OK, the jig is up. I’m just a post-four-eyed brace-face trying to prove that I’m not so much of the dork that I used to be.

If there is anything I know about myself, it’s that I’ve been a people-pleaser since day one. Although I’ve always been like that, I can’t help but wonder if it’s a bad thing, or if it even works to make other people pleased. One thing I do know: I’ve discovered the one person it has stopped working for: myself.

These are the reasons I think I people-please:

  1. As noted above, I wasn’t exactly the coolest kid on the block…
    Growing up, I wanted to be that girl that every girl wanted to be best friends with, and the girl that every guy wanted to date. I knew how shallow these desires were, but falling below these absurd standards that I had for myself was something that always made me feel so incredibly incomplete. I guess I felt like if I wasn’t wanted, then why should I want anything to do with myself either?
  2. I think people-pleasing is my form of justification toward everyone that has come into and gone from my life.
    This has to be the biggest battle I fight over with myself. It’s just so difficult for me to grasp the burned bridges in my life. Whether or not I’m the cause of this heated animosity, it fires me up that these bridges were burned in the first place. The people in my life I weigh so heavily. Going off of No. 1, these people made me feel wanted and to have that feeling taken away from me? That just makes me realize that this is a fight I need to put to an end, because at this point, what is there to win?
  3. By people-pleasing, I can assure myself that the people that have entered my life will stay there.
    I think this is what I thought I could win by people-pleasing. But the truth is, what’s the point of winning over other people if I have neglected to win over myself?
  4. And if I can prove myself to someone else, wouldn’t that, in turn, prove myself to myself?
    That’s what I initially thought. I thought by winning other people over, I could win over myself and be confident in who I am. But I’m starting to realize that the more I revolve my life around pleasing people, the less pleased I am with myself.

Maybe this is an extreme case, but it seems that at the rate I’m going, I could even wind up hating myself for this bad habit of mine. Why? Because I am driving myself up the walls by fixating on what it will take for everyone else to like me. I am constantly placing myself on the shelf, if that is what it will take to be liked by someone else.

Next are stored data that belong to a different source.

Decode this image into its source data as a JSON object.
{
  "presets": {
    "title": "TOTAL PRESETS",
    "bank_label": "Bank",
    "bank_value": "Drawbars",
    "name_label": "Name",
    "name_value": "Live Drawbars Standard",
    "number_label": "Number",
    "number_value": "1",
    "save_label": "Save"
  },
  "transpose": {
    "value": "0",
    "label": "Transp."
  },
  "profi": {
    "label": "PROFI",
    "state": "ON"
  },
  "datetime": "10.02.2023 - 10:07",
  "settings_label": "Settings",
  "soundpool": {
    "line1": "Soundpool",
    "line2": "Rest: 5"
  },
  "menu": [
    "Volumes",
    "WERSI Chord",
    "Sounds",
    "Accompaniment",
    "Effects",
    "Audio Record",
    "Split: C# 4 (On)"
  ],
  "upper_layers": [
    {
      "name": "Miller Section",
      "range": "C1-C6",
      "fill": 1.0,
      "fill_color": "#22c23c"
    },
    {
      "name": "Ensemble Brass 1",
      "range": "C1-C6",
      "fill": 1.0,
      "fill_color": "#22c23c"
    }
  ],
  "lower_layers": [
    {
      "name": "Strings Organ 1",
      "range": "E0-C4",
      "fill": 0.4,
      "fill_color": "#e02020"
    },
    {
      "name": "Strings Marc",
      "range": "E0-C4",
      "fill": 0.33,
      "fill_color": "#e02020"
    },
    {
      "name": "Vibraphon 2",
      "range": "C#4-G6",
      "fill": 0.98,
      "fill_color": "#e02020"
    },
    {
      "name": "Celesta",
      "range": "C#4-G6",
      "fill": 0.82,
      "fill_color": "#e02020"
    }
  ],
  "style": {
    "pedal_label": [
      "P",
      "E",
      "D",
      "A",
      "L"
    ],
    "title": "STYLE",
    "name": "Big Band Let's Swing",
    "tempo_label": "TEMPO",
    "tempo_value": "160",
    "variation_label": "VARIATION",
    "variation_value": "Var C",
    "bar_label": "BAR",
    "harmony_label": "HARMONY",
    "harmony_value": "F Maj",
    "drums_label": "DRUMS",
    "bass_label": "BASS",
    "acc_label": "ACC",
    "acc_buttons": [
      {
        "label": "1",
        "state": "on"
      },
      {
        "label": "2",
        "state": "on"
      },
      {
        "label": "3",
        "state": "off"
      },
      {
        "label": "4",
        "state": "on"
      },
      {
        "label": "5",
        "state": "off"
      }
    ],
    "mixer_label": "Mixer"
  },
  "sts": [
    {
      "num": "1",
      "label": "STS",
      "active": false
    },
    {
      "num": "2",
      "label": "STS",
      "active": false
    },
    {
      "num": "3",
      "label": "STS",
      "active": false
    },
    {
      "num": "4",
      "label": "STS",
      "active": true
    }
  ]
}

But is it really worth it? Because, ironically enough, maybe treating myself this way will simply cause me to burn a bridge with myself. And shouldn’t that be something that would bother me if not more than burning bridges with others?

I think it’s completely valid to want to be liked. But it shouldn’t be taken to the extent of disliking ourselves because we’ve become so busy making sure we’re liked by everyone else.

I need to accept that not everyone is going to like me. Falling out with people that at one point did like me is natural and inevitable. My dad has always reminded me that in this world, not everyone is going to like me. As he would say, “Fine, you don’t like me? Your loss.”

So darlings, if there’s someone out there who sees us as anything less than darling—their loss. It’s just not worth losing ourselves for the sake of someone else.